Before running off to join the Nevada Day parade Saturday, Sen. Richard Bryan, D-Nev., attended the dedication of Telegraph Square at Telegraph and Curry streets and said the square reminded him of an old Chinese proverb.
"A journey of 1,000 miles starts with one step," Bryan said. "It strikes me that this is the first step in what we can do on Curry Street."
With blue-capped scissors in hand, Carson City Redevelopment Authority Chairwoman Robin Williamson joined several other Telegraph Square proponents in a ribbon cutting to officially open the square.
"It really adds to the beauty and functionality of this area," Mayor Ray Masayko said. "We can replicate it other places downtown if we want."
The square hosts raised planters designed to double as sitting areas on the corners of the square. Landscaping in the planters was completed by the Parks and Recreation Department.
Brass plaques will eventually replace the black and white signs on the planters that read "Telegraph Square 1999." The crosswalks between the planters are made of stamped, colored concrete. Telegraph was turned into a one-way street and extra diagonal parking spaces added on Curry Street.
"I remember what this looked like before," said Hana Feinhandler, of Carson City. "This is wonderful."
"It's so clean," added Isabel Espinoza, of Carson City. "It gives (the area) a very homey, friendly and charming look."

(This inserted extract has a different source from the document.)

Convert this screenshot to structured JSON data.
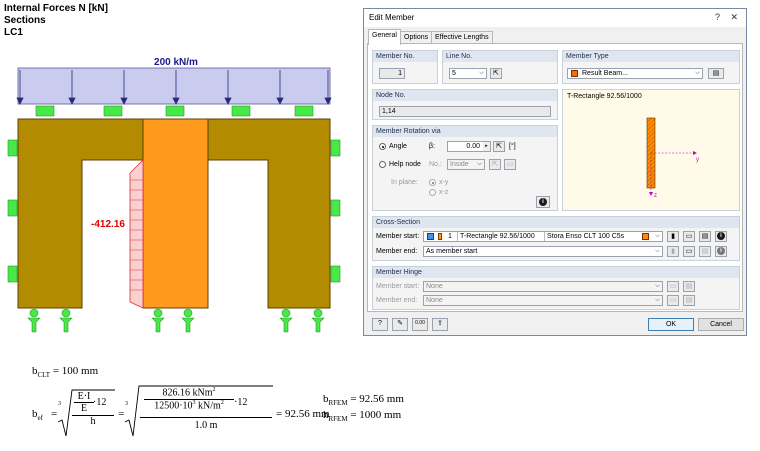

The work on Telegraph Square was done by the city's street department. Doing the work in-house not only saved money, but gave street workers a chance to work on something a little different.
"The guys like this kind of work because it's a breath of fresh air," said Street Operations Manager John Flansberg. "It gives them a chance to learn new skills and helps to train people in new areas."
Not only was money saved by letting the street department do construction work on the square, but the project also came in under budget. Flansberg said the project's final tally will be around $65,000, a $10,000 savings for the Redevelopment Authority.